Traveling: Take into account current needs, abilities, and preferences, whether alone or together.  Environmental changes can trigger anxiety and/or confusion.

  • Determine the best mode of travel and assess whether traveling alone or with a partner or two is best.
  • If flying, identify all airports’ supportive services and coordinate their involvement in advance.
  • If staying in a hotel, consider notifying staff of any particular needs or preferences.
  • Consider traveling during the time of day that is best for the person with dementia (for example, if they get agitated and confused in the afternoon, travel in the morning).
  • Have a back-up plan in case plans need to change.

Behavioral Changes

  • Speak with the person’s medical provider (primary care, neurologist) if you notice changes in your person’s personality or behaviors that put their or your safety at risk (angry outbursts, aggression, delusions, paranoia, etc.).
  • Call Alzheimer’s Association 24/7 Helpline 1-800-272-3900.
  • Speak with a social worker to increase your understanding of the disease and improve your ability to respond.
  • Call 911 if there is immediate concern for their or your safety.

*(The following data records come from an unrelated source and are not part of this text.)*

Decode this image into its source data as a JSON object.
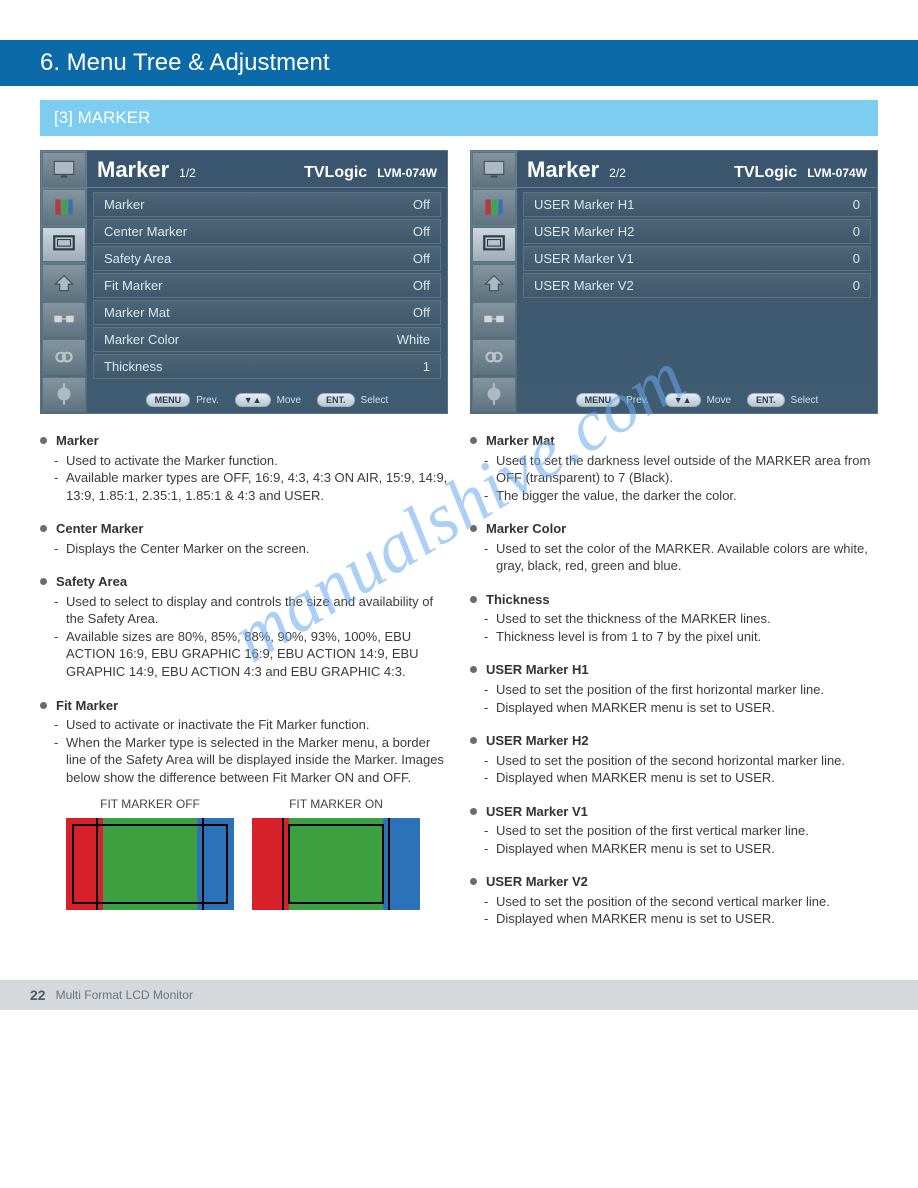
{
  "banner": {
    "title": "6. Menu Tree & Adjustment"
  },
  "section": {
    "title": "[3] MARKER"
  },
  "osd_left": {
    "title": "Marker",
    "page": "1/2",
    "brand": "TVLogic",
    "model": "LVM-074W",
    "rows": [
      {
        "label": "Marker",
        "value": "Off"
      },
      {
        "label": "Center Marker",
        "value": "Off"
      },
      {
        "label": "Safety Area",
        "value": "Off"
      },
      {
        "label": "Fit Marker",
        "value": "Off"
      },
      {
        "label": "Marker Mat",
        "value": "Off"
      },
      {
        "label": "Marker Color",
        "value": "White"
      },
      {
        "label": "Thickness",
        "value": "1"
      }
    ],
    "hint_prev": "MENU",
    "hint_prev_t": "Prev.",
    "hint_move": "▼▲",
    "hint_move_t": "Move",
    "hint_sel": "ENT.",
    "hint_sel_t": "Select"
  },
  "osd_right": {
    "title": "Marker",
    "page": "2/2",
    "brand": "TVLogic",
    "model": "LVM-074W",
    "rows": [
      {
        "label": "USER Marker H1",
        "value": "0"
      },
      {
        "label": "USER Marker H2",
        "value": "0"
      },
      {
        "label": "USER Marker V1",
        "value": "0"
      },
      {
        "label": "USER Marker V2",
        "value": "0"
      }
    ],
    "hint_prev": "MENU",
    "hint_prev_t": "Prev.",
    "hint_move": "▼▲",
    "hint_move_t": "Move",
    "hint_sel": "ENT.",
    "hint_sel_t": "Select"
  },
  "left_items": {
    "0": {
      "title": "Marker",
      "subs": [
        "Used to activate the Marker function.",
        "Available marker types are OFF, 16:9, 4:3, 4:3 ON AIR, 15:9, 14:9, 13:9, 1.85:1, 2.35:1, 1.85:1 & 4:3 and USER."
      ]
    },
    "1": {
      "title": "Center Marker",
      "subs": [
        "Displays the Center Marker on the screen."
      ]
    },
    "2": {
      "title": "Safety Area",
      "subs": [
        "Used to select to display and controls the size and availability of the Safety Area.",
        "Available sizes are 80%, 85%, 88%, 90%, 93%, 100%, EBU ACTION 16:9, EBU GRAPHIC 16:9, EBU ACTION 14:9, EBU GRAPHIC 14:9, EBU ACTION 4:3 and EBU GRAPHIC 4:3."
      ]
    },
    "3": {
      "title": "Fit Marker",
      "subs": [
        "Used to activate or inactivate the Fit Marker function.",
        "When the Marker type is selected in the Marker menu, a border line of the Safety Area will be displayed inside the Marker. Images below show the difference between Fit Marker ON and OFF."
      ]
    },
    "fit": {
      "off": "FIT MARKER OFF",
      "on": "FIT MARKER ON"
    }
  },
  "right_items": {
    "0": {
      "title": "Marker Mat",
      "subs": [
        "Used to set the darkness level outside of the MARKER area from OFF (transparent) to 7 (Black).",
        "The bigger the value, the darker the color."
      ]
    },
    "1": {
      "title": "Marker Color",
      "subs": [
        "Used to set the color of the MARKER. Available colors are white, gray, black, red, green and blue."
      ]
    },
    "2": {
      "title": "Thickness",
      "subs": [
        "Used to set the thickness of the MARKER lines.",
        "Thickness level is from 1 to 7 by the pixel unit."
      ]
    },
    "3": {
      "title": "USER Marker H1",
      "subs": [
        "Used to set the position of the first horizontal marker line.",
        "Displayed when MARKER menu is set to USER."
      ]
    },
    "4": {
      "title": "USER Marker H2",
      "subs": [
        "Used to set the position of the second horizontal marker line.",
        "Displayed when MARKER menu is set to USER."
      ]
    },
    "5": {
      "title": "USER Marker V1",
      "subs": [
        "Used to set the position of the first vertical marker line.",
        "Displayed when MARKER menu is set to USER."
      ]
    },
    "6": {
      "title": "USER Marker V2",
      "subs": [
        "Used to set the position of the second vertical marker line.",
        "Displayed when MARKER menu is set to USER."
      ]
    }
  },
  "footer": {
    "page": "22",
    "text": "Multi Format LCD Monitor"
  },
  "watermark": "manualshive.com"
}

Health & Financial Decision Making

  • Establish Health Care Proxy and Durable Power of Attorney as soon as possible.
  • Be vigilant about financial exploitation.  People with dementia are especially vulnerable to fraudulent efforts. To learn more, click here.
  • Consider placing a “No Solicitors” sign on the front door to deter uninvited or unwelcome people from making contact with those in the home. 

If you’re concerned about abuse, neglect, self-neglect, or exploitation of an older adult, call Elder Protective Services at 1-800-922-2275 or visit their website here.